Memasuki hari kedua, aku mulai menyesali keputusanku minta izin ke salah satu anggota grup. Sepertinya akan lebih mudah kalau aku hilang saja tanpa pemberitahuan. Sebenarnya, aku tidak ingin izin atas sesuatu yang seharusnya jadi urusan pribadi.

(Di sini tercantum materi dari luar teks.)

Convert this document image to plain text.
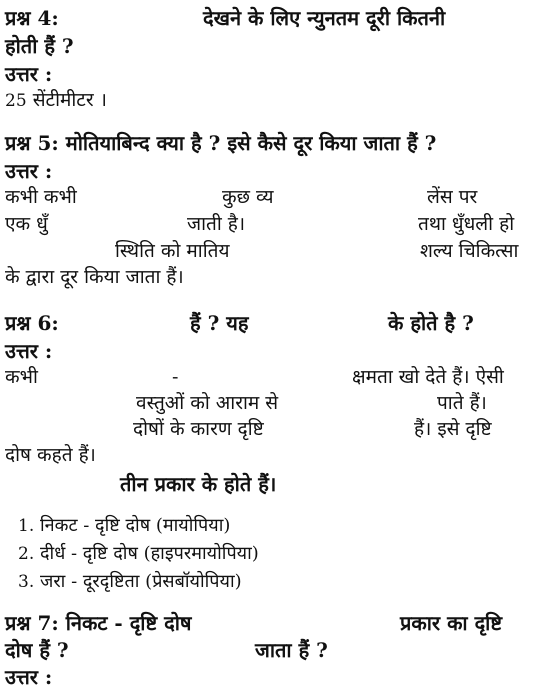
प्रश्न 4:	देखने के लिए न्युनतम दूरी कितनी
होती हैं ?
उत्तर :
25 सेंटीमीटर ।
प्रश्न 5: मोतियाबिन्द क्या है ? इसे कैसे दूर किया जाता हैं ?
उत्तर :
कभी कभी	कुछ व्य	लेंस पर
एक धुँ	जाती है।	तथा धुँधली हो
स्थिति को मातिय	शल्य चिकित्सा
के द्वारा दूर किया जाता हैं।
प्रश्न 6:	हैं ? यह	के होते है ?
उत्तर :
कभी	-	क्षमता खो देते हैं। ऐसी
वस्तुओं को आराम से	पाते हैं।
दोषों के कारण दृष्टि	हैं। इसे दृष्टि
दोष कहते हैं।
तीन प्रकार के होते हैं।
1. निकट - दृष्टि दोष (मायोपिया)
2. दीर्ध - दृष्टि दोष (हाइपरमायोपिया)
3. जरा - दूरदृष्टिता (प्रेसबॉयोपिया)
प्रश्न 7: निकट - दृष्टि दोष	प्रकार का दृष्टि
दोष हैं ?	जाता हैं ?
उत्तर :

Kupikir, uninstall WhatsApp pribadi adalah salah satu urusan pribadi yang tidak perlu persetujuan orang lain. Jadi, rasanya tidak nyaman ketika orang lain memintaku untuk izin kepada pihak yang sebenarnya tidak signifikan.
Tadi pagi, ketika membuka WhatsApp web aku menemukan sedikit keributan. Wacana untuk pindah ke Telegram karena aku uninstall WhatsApp. Akhirnya, kusampaikan kalau aku masih bisa buka WA dari web.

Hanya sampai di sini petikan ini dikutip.